Des applications innombrables

Pour quelles applications ? Tous les secteurs sont concernés des transports aux sciences de la vie ou encore le tourisme pour n’en citer que quelques-uns. « Rattacher nos travaux de recherche au développement de nouveaux produits et services est essentiel dans notre démarche, c’est dans l’ADN même d’EURECOM qui multiplie pour cela les partenariats avec les entreprises » insiste le chef du département Data Science. Ainsi, plusieurs projets sont en cours avec Amadeus pour construire, à partir du traitement de données liées aux besoins ou aux comportements du voyageur, des modèles prédictifs qui vont permettre de lui proposer, par exemple, des packages ciblés associant plusieurs services liés à ses déplacements comme l’hébergement et une offre loisirs etc.

Des projets sont aussi développés en partenariat avec SAP (logiciels de gestion) pour optimiser le support client et développer la maintenance prédictive. Avec l’assureur AXA, les travaux concernent la quantification du risque à partir d’un travail de modélisation qui pourra porter sur des données liées au climat ou encore aux  sciences de la vie pour mieux anticiper les conséquences d’évènements météorologiques ou de l’évolution de certaines maladies.

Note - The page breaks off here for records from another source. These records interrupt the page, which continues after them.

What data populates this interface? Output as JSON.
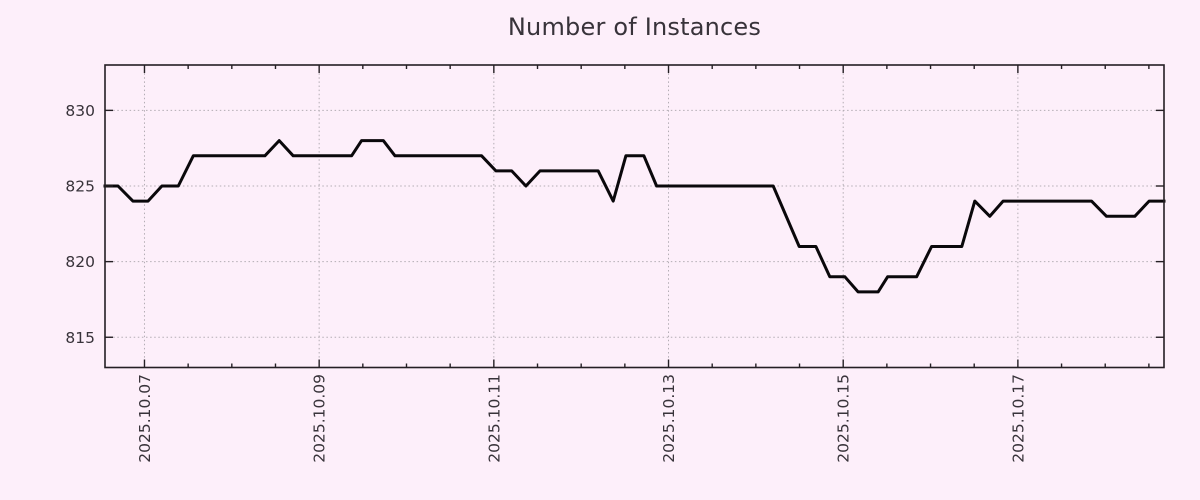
{
  "title": "Number of Instances",
  "colors": {
    "background": "#fdeffa",
    "grid": "#b3adb4",
    "frame": "#241f24",
    "line": "#0a080b",
    "text": "#38333a"
  },
  "chart_data": {
    "type": "line",
    "title": "Number of Instances",
    "grid": true,
    "legend": "none",
    "x_epoch": "2025-10-06 00:00",
    "x_unit": "days",
    "xlim": [
      0.548,
      12.673
    ],
    "ylim": [
      813,
      833
    ],
    "y_ticks": [
      815,
      820,
      825,
      830
    ],
    "x_major_ticks": [
      {
        "day": 1,
        "label": "2025.10.07"
      },
      {
        "day": 3,
        "label": "2025.10.09"
      },
      {
        "day": 5,
        "label": "2025.10.11"
      },
      {
        "day": 7,
        "label": "2025.10.13"
      },
      {
        "day": 9,
        "label": "2025.10.15"
      },
      {
        "day": 11,
        "label": "2025.10.17"
      }
    ],
    "x_minor_step": 0.5,
    "series": [
      {
        "name": "instances",
        "points": [
          [
            0.548,
            825
          ],
          [
            0.697,
            825
          ],
          [
            0.868,
            824
          ],
          [
            1.04,
            824
          ],
          [
            1.2,
            825
          ],
          [
            1.387,
            825
          ],
          [
            1.559,
            827
          ],
          [
            2.379,
            827
          ],
          [
            2.543,
            828
          ],
          [
            2.703,
            827
          ],
          [
            3.372,
            827
          ],
          [
            3.486,
            828
          ],
          [
            3.734,
            828
          ],
          [
            3.868,
            827
          ],
          [
            4.86,
            827
          ],
          [
            5.024,
            826
          ],
          [
            5.204,
            826
          ],
          [
            5.367,
            825
          ],
          [
            5.528,
            826
          ],
          [
            6.195,
            826
          ],
          [
            6.367,
            824
          ],
          [
            6.512,
            827
          ],
          [
            6.718,
            827
          ],
          [
            6.864,
            825
          ],
          [
            8.198,
            825
          ],
          [
            8.496,
            821
          ],
          [
            8.687,
            821
          ],
          [
            8.847,
            819
          ],
          [
            9.019,
            819
          ],
          [
            9.171,
            818
          ],
          [
            9.4,
            818
          ],
          [
            9.508,
            819
          ],
          [
            9.84,
            819
          ],
          [
            10.012,
            821
          ],
          [
            10.358,
            821
          ],
          [
            10.507,
            824
          ],
          [
            10.679,
            823
          ],
          [
            10.831,
            824
          ],
          [
            11.843,
            824
          ],
          [
            12.015,
            823
          ],
          [
            12.339,
            823
          ],
          [
            12.502,
            824
          ],
          [
            12.673,
            824
          ]
        ]
      }
    ]
  }
}
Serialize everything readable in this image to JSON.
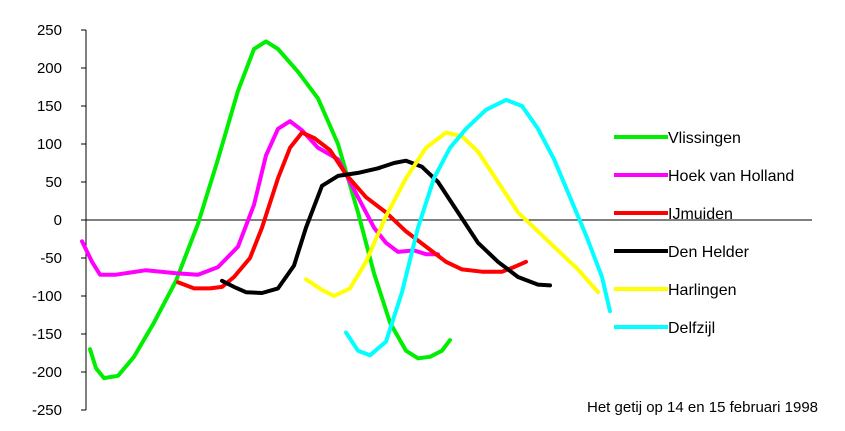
{
  "chart_data": {
    "type": "line",
    "title": "",
    "xlabel": "",
    "ylabel": "",
    "ylim": [
      -250,
      250
    ],
    "yticks": [
      250,
      200,
      150,
      100,
      50,
      0,
      -50,
      -100,
      -150,
      -200,
      -250
    ],
    "grid": false,
    "zero_line": true,
    "legend_position": "right",
    "annotation": "Het getij op 14 en 15 februari 1998",
    "series": [
      {
        "name": "Vlissingen",
        "color": "#00ee00",
        "points": [
          [
            0.2,
            -170
          ],
          [
            0.5,
            -195
          ],
          [
            0.9,
            -208
          ],
          [
            1.6,
            -205
          ],
          [
            2.4,
            -180
          ],
          [
            3.4,
            -135
          ],
          [
            4.5,
            -80
          ],
          [
            5.6,
            -5
          ],
          [
            6.6,
            80
          ],
          [
            7.6,
            170
          ],
          [
            8.4,
            225
          ],
          [
            9.0,
            235
          ],
          [
            9.6,
            225
          ],
          [
            10.6,
            195
          ],
          [
            11.6,
            160
          ],
          [
            12.6,
            100
          ],
          [
            13.6,
            10
          ],
          [
            14.4,
            -70
          ],
          [
            15.2,
            -135
          ],
          [
            16.0,
            -172
          ],
          [
            16.6,
            -182
          ],
          [
            17.2,
            -180
          ],
          [
            17.8,
            -172
          ],
          [
            18.2,
            -158
          ]
        ]
      },
      {
        "name": "Hoek van Holland",
        "color": "#ff00ff",
        "points": [
          [
            -0.2,
            -28
          ],
          [
            0.3,
            -55
          ],
          [
            0.7,
            -72
          ],
          [
            1.5,
            -72
          ],
          [
            3.0,
            -66
          ],
          [
            4.5,
            -70
          ],
          [
            5.6,
            -72
          ],
          [
            6.6,
            -62
          ],
          [
            7.6,
            -35
          ],
          [
            8.4,
            20
          ],
          [
            9.0,
            85
          ],
          [
            9.6,
            120
          ],
          [
            10.2,
            130
          ],
          [
            10.8,
            118
          ],
          [
            11.6,
            95
          ],
          [
            12.6,
            80
          ],
          [
            13.6,
            30
          ],
          [
            14.4,
            -10
          ],
          [
            15.0,
            -30
          ],
          [
            15.6,
            -42
          ],
          [
            16.4,
            -40
          ],
          [
            17.0,
            -45
          ],
          [
            17.6,
            -45
          ]
        ]
      },
      {
        "name": "IJmuiden",
        "color": "#ff0000",
        "points": [
          [
            4.6,
            -82
          ],
          [
            5.4,
            -90
          ],
          [
            6.2,
            -90
          ],
          [
            6.8,
            -88
          ],
          [
            7.4,
            -75
          ],
          [
            8.2,
            -50
          ],
          [
            8.8,
            -10
          ],
          [
            9.6,
            55
          ],
          [
            10.2,
            95
          ],
          [
            10.8,
            115
          ],
          [
            11.4,
            108
          ],
          [
            12.2,
            92
          ],
          [
            13.0,
            60
          ],
          [
            14.0,
            30
          ],
          [
            15.0,
            10
          ],
          [
            16.0,
            -15
          ],
          [
            17.0,
            -35
          ],
          [
            18.0,
            -55
          ],
          [
            18.8,
            -65
          ],
          [
            19.8,
            -68
          ],
          [
            20.8,
            -68
          ],
          [
            21.4,
            -62
          ],
          [
            22.0,
            -55
          ]
        ]
      },
      {
        "name": "Den Helder",
        "color": "#000000",
        "points": [
          [
            6.8,
            -80
          ],
          [
            7.4,
            -88
          ],
          [
            8.0,
            -95
          ],
          [
            8.8,
            -96
          ],
          [
            9.6,
            -90
          ],
          [
            10.4,
            -60
          ],
          [
            11.0,
            -10
          ],
          [
            11.8,
            45
          ],
          [
            12.6,
            58
          ],
          [
            13.6,
            62
          ],
          [
            14.6,
            68
          ],
          [
            15.4,
            75
          ],
          [
            16.0,
            78
          ],
          [
            16.8,
            70
          ],
          [
            17.6,
            50
          ],
          [
            18.6,
            10
          ],
          [
            19.6,
            -30
          ],
          [
            20.6,
            -55
          ],
          [
            21.6,
            -75
          ],
          [
            22.6,
            -85
          ],
          [
            23.2,
            -86
          ]
        ]
      },
      {
        "name": "Harlingen",
        "color": "#ffff00",
        "points": [
          [
            11.0,
            -78
          ],
          [
            11.8,
            -92
          ],
          [
            12.4,
            -100
          ],
          [
            13.2,
            -90
          ],
          [
            14.0,
            -55
          ],
          [
            15.0,
            5
          ],
          [
            16.0,
            55
          ],
          [
            17.0,
            95
          ],
          [
            18.0,
            115
          ],
          [
            18.8,
            110
          ],
          [
            19.6,
            90
          ],
          [
            20.6,
            50
          ],
          [
            21.6,
            10
          ],
          [
            22.6,
            -15
          ],
          [
            23.6,
            -40
          ],
          [
            24.6,
            -65
          ],
          [
            25.6,
            -95
          ]
        ]
      },
      {
        "name": "Delfzijl",
        "color": "#00ffff",
        "points": [
          [
            13.0,
            -148
          ],
          [
            13.6,
            -172
          ],
          [
            14.2,
            -178
          ],
          [
            15.0,
            -160
          ],
          [
            15.8,
            -95
          ],
          [
            16.6,
            -10
          ],
          [
            17.4,
            55
          ],
          [
            18.2,
            95
          ],
          [
            19.0,
            120
          ],
          [
            20.0,
            145
          ],
          [
            21.0,
            158
          ],
          [
            21.8,
            150
          ],
          [
            22.6,
            120
          ],
          [
            23.4,
            80
          ],
          [
            24.2,
            30
          ],
          [
            25.0,
            -20
          ],
          [
            25.8,
            -75
          ],
          [
            26.2,
            -120
          ]
        ]
      }
    ]
  }
}
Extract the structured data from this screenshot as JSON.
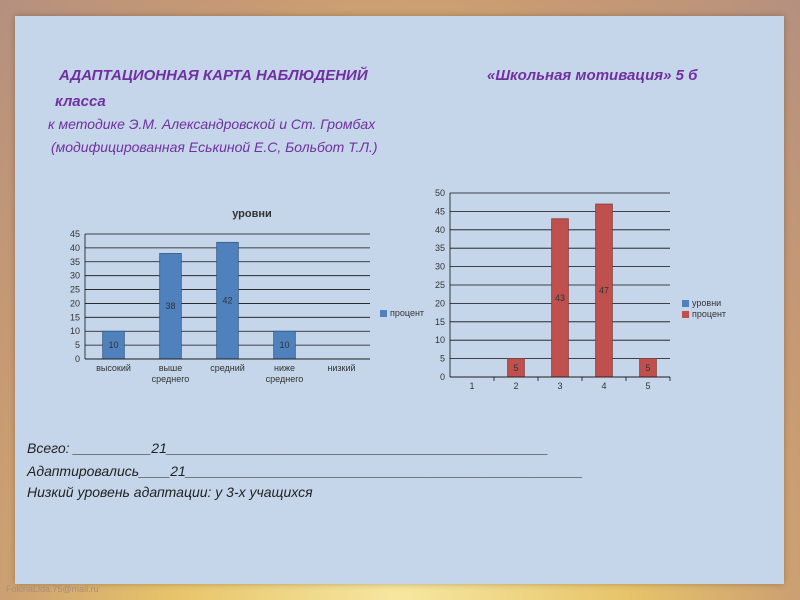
{
  "header": {
    "title_left": "АДАПТАЦИОННАЯ КАРТА НАБЛЮДЕНИЙ",
    "title_right": "«Школьная мотивация» 5 б",
    "title_cont": "класса",
    "method_line": "к методике Э.М. Александровской и Ст. Громбах",
    "modified_line": "(модифицированная Еськиной Е.С, Больбот Т.Л.)"
  },
  "chart_data": [
    {
      "type": "bar",
      "title": "уровни",
      "categories": [
        "высокий",
        "выше\nсреднего",
        "средний",
        "ниже\nсреднего",
        "низкий"
      ],
      "series": [
        {
          "name": "процент",
          "values": [
            10,
            38,
            42,
            10,
            null
          ],
          "color": "#4f81bd"
        }
      ],
      "data_labels": [
        "10",
        "38",
        "42",
        "10",
        ""
      ],
      "ylim": [
        0,
        45
      ],
      "yticks": [
        0,
        5,
        10,
        15,
        20,
        25,
        30,
        35,
        40,
        45
      ],
      "grid": true,
      "legend": "right"
    },
    {
      "type": "bar",
      "title": "",
      "categories": [
        "1",
        "2",
        "3",
        "4",
        "5"
      ],
      "series": [
        {
          "name": "уровни",
          "values": [
            0,
            0,
            0,
            0,
            0
          ],
          "color": "#4f81bd"
        },
        {
          "name": "процент",
          "values": [
            null,
            5,
            43,
            47,
            5
          ],
          "color": "#c0504d"
        }
      ],
      "data_labels": [
        "",
        "5",
        "43",
        "47",
        "5"
      ],
      "ylim": [
        0,
        50
      ],
      "yticks": [
        0,
        5,
        10,
        15,
        20,
        25,
        30,
        35,
        40,
        45,
        50
      ],
      "grid": true,
      "legend": "right"
    }
  ],
  "summary": {
    "total": "Всего: __________21_________________________________________________",
    "adapted": "Адаптировались____21___________________________________________________",
    "low": "Низкий уровень адаптации: у 3-х учащихся"
  },
  "footer": {
    "email": "FokinaLida.75@mail.ru"
  }
}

Pour une intelligence artificielle efficace

Pour développer ces projets faisant appel à l’IA, les équipes d’EURECOM partagent une même démarche. Dans une première étape, les chercheurs s’emploient à « généraliser le concept » en mettant au point une méthodologie, qui grâce à des algorithmes, va intégrer un facteur d’incertitude, indissociable de tout apprentissage automatique afin pouvoir « s’adapter à un environnement  incongru ». Deuxième impératif, il faut rattacher les travaux de recherches à des problématiques concrètes rencontrées par les industriels et les entreprises et leur apporter des solutions. Reste enfin à veiller à l’efficacité des algorithmes pour rendre  l’intelligence artificielle moins gourmande en énergie et en ressources.

« On a parlé de victoire de l’ordinateur sur l’homme lorsque pour la première fois dans une partie de jeu de go la machine a gagné. Etait-ce vraiment le cas ? » interroge Pietro, «le joueur était seul avec sa tasse de café, en face Google avait mobilisé plus de 150 ingénieurs et une puissance de calcul colossale, une victoire peut être mais à quel prix ? ».